Measure and Collect Usage Data at Scale


The most critical and fundamental steps to get started with usage-based billing and pricing are to measure accurate usage data and collect them for billing/pricing. The 5 Minute Product Overview describes the flow diagram of usage-based billing. Paigo features automatic usage measurement and collection. The idea behind this unique technology is that Paigo does deep integration with SaaS application to extract usage out in real-time and keep track of the usage amount for the SaaS business.
On some other platforms, the terminology usage metering is used. Usage metering does not include the measurement or collection of usage data. Instead, it requires some home-built system to measure usage data (such as network egress is used 256 Bytes) in real-time, then send the measured data over the wire on a frequent cadence for those platforms to do metering. To avoid the confusion, Paigo does not use the terminology of usage metering, but Usage Measurement and Collection instead.
Paigo's Usage Measurement and Collection Engine is summarized with the table below.
Integration Point
Raw Cloud Infrastructure: (AWS, Azure, GCP)
Hosting Platform: (Kubernetes, Container, VM)
Data Store: (Queue, Log File, Blob Storage, S3)
SQL Compatible Database: (Postgres, MySQL)
SaaS Application: (API, SDK)

Measuring Usage and Remaining Stateless

Every SaaS application needs to calculate the usage of some product metrics. For example, an API platform calculates the total API calls made by a customer. The number of API calls made is a counter, which only increases over time with the usage and can accumulate up to billions for high volume usage. Another example would be data platform calculates the total data stored by a customer. The size of data stored is a gauge, which may arbitrary go up or down. In both examples, keeping track of the total API calls or total data stored requires maintaining some state such as "running total". With Paigo's Usage Measurement and Collection engine, it's not needed to maintain such as state for billing purpose. With deep integration, Paigo will be subscribed to usage event in real time and keep track of total, or any kind of aggregation, in order to calculate the bill. For product metrics or usage data of high volume (such as up to millions or billions), concurrent, high throughput or dynamic, Paigo eliminates the need to maintain internal state for billing calculation. All of the measured usage will be made available in real-time by API or dashboard.

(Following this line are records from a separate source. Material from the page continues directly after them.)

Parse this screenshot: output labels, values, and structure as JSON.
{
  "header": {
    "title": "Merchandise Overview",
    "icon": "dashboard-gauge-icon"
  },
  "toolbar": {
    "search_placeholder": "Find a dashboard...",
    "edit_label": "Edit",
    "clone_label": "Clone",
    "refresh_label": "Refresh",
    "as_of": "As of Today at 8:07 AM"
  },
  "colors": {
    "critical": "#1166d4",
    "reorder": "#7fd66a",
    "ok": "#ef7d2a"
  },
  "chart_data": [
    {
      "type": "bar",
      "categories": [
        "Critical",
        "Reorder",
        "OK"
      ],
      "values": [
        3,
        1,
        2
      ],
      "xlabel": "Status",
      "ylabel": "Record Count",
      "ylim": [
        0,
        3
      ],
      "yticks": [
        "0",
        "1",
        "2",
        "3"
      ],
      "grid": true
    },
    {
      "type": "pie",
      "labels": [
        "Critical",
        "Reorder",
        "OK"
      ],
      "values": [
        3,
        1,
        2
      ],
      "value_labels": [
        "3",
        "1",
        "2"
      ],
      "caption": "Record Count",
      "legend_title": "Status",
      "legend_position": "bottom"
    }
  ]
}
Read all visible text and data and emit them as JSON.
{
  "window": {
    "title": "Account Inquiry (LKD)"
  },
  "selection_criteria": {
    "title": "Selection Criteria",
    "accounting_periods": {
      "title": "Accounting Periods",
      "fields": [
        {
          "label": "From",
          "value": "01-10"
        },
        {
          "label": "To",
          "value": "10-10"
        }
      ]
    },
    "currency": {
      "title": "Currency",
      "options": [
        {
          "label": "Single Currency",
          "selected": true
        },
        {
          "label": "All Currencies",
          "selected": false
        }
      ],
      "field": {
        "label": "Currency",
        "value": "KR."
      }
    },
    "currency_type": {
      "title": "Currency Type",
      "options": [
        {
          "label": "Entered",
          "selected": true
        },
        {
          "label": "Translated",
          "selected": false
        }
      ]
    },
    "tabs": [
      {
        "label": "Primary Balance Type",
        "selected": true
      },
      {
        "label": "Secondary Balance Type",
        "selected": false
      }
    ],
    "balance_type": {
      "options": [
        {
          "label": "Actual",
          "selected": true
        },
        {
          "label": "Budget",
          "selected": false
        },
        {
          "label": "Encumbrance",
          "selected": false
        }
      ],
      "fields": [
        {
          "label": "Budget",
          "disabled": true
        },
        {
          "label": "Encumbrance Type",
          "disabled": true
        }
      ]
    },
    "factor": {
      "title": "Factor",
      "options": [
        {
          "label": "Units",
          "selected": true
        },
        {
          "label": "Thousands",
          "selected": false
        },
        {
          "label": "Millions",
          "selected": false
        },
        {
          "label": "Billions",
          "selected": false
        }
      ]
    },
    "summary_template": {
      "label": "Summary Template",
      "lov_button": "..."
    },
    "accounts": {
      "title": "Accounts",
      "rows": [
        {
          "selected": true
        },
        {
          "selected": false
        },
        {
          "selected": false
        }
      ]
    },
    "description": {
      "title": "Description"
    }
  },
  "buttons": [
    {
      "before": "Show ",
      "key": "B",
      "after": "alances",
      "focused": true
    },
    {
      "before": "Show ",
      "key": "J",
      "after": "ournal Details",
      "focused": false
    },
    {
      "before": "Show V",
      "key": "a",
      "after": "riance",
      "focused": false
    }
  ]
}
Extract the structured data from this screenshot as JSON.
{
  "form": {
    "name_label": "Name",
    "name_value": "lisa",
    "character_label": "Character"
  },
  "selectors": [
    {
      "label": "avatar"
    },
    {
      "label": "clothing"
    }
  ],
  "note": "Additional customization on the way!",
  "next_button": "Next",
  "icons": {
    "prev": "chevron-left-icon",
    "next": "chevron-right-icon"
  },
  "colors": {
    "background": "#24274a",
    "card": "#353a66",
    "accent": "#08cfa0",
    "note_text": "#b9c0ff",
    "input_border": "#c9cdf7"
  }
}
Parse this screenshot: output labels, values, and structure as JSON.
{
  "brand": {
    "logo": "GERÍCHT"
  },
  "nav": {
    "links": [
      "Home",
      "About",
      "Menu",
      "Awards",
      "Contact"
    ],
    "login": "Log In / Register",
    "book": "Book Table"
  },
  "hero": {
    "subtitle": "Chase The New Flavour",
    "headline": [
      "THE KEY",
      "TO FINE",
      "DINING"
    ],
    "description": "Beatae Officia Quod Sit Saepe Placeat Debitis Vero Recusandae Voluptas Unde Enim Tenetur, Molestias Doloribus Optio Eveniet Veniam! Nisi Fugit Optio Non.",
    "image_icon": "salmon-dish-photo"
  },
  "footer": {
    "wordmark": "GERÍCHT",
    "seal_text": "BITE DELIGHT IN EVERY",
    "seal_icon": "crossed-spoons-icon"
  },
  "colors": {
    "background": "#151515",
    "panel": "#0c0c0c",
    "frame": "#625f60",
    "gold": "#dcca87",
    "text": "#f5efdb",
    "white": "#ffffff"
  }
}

Pull vs Push: Deep Integration Makes a Difference

To collect the measured usage data record, Paigo leverages deep integration to ship data over the network automatically. This PUSHING pattern effectively eliminates the need to:
  • Develop algorithms to slide & dice tenant usage
  • Maintain infra to send usage data
  • Guaranteed delivery and data durability
  • Error handling + retry logic
  • Invest engineer/time on non-core products

Usage Measurement in Multi-tenant Environment

Paigo can measure and collect usage in a multi-tenant deployment of SaaS application. Metadata is used in multi-tenant environments for Paigo to do usage attribution. For multi-tenant environment, Paigo first measures the combined usage of all tenants, then use metadata to attribute usage to each tenant. Paigo supports tags as metadata for usage measurement. All resources that SaaS customers use must be tagged with the unique identifiers. See each individual measurement method for more details.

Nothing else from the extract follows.